WASHINGTON — President Barack Obama said he authorized airstrikes against militants in Iraq if they threaten U.S. personnel and dispatched planes to drop food and water for trapped civilians.
Obama said the U.S. will strike Islamic State militants if they move toward the Kurdish city of Erbil, where the U.S. has diplomatic personnel.
U.S. aircraft today dropped supplies to Iraqis threatened by fighters from the Islamic State extremist group near Sinjar, a city close the border of Syria. All of the planes safely left the airspace.
The U.S. has “unique capabilities to help avert a massacre” and “cannot turn a blind eye,” Obama said in remarks tonight at the White House. He repeated that the U.S. has no plan to send ground troops to Iraq.

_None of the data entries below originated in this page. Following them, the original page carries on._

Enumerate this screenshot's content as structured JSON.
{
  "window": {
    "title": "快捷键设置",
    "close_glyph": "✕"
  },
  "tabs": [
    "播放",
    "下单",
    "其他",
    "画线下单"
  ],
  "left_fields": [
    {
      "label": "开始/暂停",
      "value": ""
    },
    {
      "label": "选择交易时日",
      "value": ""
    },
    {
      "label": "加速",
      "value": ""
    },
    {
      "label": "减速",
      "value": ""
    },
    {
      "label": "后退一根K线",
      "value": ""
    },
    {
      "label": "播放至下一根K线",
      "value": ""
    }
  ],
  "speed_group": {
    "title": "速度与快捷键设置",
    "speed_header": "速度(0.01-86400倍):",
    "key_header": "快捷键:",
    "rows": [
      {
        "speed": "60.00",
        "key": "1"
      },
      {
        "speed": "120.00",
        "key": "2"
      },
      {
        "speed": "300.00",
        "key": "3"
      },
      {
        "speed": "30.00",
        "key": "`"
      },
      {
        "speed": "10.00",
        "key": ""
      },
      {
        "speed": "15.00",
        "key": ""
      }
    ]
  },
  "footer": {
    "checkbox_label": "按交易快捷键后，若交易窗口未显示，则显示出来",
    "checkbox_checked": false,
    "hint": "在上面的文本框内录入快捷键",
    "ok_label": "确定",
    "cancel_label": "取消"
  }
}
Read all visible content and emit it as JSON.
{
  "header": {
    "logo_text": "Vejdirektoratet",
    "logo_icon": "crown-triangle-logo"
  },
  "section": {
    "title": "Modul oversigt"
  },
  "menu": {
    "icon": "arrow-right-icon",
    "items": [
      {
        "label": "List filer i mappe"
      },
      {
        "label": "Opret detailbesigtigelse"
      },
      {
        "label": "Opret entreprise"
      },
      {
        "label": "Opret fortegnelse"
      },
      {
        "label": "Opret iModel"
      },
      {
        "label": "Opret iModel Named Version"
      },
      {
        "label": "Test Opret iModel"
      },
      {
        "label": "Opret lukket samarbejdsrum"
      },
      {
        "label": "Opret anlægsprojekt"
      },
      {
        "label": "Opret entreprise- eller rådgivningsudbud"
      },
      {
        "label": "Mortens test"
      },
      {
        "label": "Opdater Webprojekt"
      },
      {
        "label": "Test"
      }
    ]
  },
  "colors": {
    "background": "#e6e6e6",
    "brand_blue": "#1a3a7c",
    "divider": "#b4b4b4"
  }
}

The U.S. is escalating its involvement in Iraq in response to a growing humanitarian crisis involving religious and ethnic minorities in northern Iraq who have been under siege by the Islamic State, the extremist Sunni group that threatens the government in Baghdad.
The latest American intervention was precipitated by the plight of about 50,000 people, half of them children, who have been stranded in mountainous territory after militant advances at Sinjar, near the Syrian border. The people are Yezidis, an ethno-religious minority whose faith includes features of the ancient Persian religion of Zoroastrianism, making them apostates in the eyes of Islamic State.
Several predominantly Christian villages and towns, including Qaraqosh, fell into the hands of the militants.